5.1. Current Achievements

In our work, we have considered the current state of the art in security screening with a particular emphasis on the benchmark technology of IMS. Considering this successful technology, three key lessons have been learned, which are of general value beyond IMS technology:
  • Explosives and illicit drugs abound on suspect surfaces in the form of low vapor pressure solid particles. Both kinds of target substances are best detected by collecting particle residue from the suspect surfaces and by thermally converting it into detectable vapors.
  • As particles can be rapidly collected from suspect surfaces and rapidly evaporated, particle collection and thermal vapor conversion ensure speed, which is an important requirement in many security screening scenarios. Further, as solid particle residue contains high densities of target molecules, flash evaporation can produce relatively intense bursts of target vapor with peak concentrations well above the lower limit of detection (LOD) of the backend vapor detectors. Particle collection and flash evaporation are therefore also key enablers for high sensitivity.
  • Once vaporized and subjected to showers of electrons and protons, cascades of APCI processes selectively place the electron and proton charges on explosive and illicit drug molecules, as these are normally those components in the evaporated gas mix, which feature the highest electron (explosives) or proton (drugs) affinities. In this way, the target materials can be electrostatically separated from lower affinity background matter. APCI processes therefore are key enablers for attaining high selectivity towards explosives and illicit drugs.
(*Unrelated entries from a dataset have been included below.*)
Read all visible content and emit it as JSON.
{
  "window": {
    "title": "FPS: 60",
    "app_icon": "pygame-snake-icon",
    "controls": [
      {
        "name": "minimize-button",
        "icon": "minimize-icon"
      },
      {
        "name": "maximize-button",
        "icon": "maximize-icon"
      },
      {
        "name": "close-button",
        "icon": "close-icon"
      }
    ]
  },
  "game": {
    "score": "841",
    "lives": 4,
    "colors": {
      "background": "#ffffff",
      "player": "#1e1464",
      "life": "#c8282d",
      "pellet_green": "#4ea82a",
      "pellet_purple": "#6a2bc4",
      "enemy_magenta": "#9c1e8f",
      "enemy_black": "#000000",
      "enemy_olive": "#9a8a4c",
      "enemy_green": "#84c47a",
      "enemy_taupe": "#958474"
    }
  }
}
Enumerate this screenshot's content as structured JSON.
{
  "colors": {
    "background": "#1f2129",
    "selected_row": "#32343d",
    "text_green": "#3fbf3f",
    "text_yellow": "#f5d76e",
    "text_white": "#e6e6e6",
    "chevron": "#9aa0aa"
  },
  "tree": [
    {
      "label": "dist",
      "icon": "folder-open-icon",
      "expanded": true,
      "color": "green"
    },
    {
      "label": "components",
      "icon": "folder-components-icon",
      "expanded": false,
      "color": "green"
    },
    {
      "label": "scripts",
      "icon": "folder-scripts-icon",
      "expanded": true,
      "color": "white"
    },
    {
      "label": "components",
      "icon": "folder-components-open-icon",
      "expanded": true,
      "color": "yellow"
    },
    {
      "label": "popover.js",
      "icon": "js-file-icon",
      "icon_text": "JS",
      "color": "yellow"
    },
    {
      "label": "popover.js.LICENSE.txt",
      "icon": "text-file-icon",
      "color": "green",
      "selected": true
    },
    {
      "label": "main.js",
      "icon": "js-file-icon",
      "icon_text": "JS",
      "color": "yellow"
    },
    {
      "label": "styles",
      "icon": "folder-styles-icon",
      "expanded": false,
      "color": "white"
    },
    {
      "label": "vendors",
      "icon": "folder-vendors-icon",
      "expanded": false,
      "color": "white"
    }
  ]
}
Keeping these lessons in mind, the sensor architecture of Figure 1 has been devised, which retains the IMS success criteria of particle collection, solid-vapor conversion and APCI sorting, replacing however IMS spectrometers as a backend vapor detection technology. Figure 24 illustrates the advantages of this sensor system approach (Process Sequence 2) and compares it to the direct gas sensing approach (Process Sequence 1), which focusses on the very low concentrations of gas molecules that emerge from the target particles on suspect surfaces. Following the IMS example, the target substance is collected in highly concentrated form in the form of solid particle residue and rapidly converted into detectable vapor, thus ensuring speed and sensitivity. Unlike the IMS example, the selectivity-generating power of APCI processes is not exploited at the final stage of backend vapor detection, but rather, in the frontend process of particle collection. In order to enable this, the swabbing of suspect surfaces had to be abandoned, and the particles had to be forced to float inside an air stream. In this way, the competition of aerodynamic and electrostatic forces on the floating particles could be used to separate high electron- or high proton-affinity particulate matter from the abundant low affinity background matter. In this way, ESP samplers do not simply dislodge particles from suspect surfaces, but rather provide samples of purified matter for the evaporation into the backend vapor detectors. Due to this selective sampling, intrinsically less selective solid-state gas sensors gain additional selectivity in their competition against IMS spectrometers.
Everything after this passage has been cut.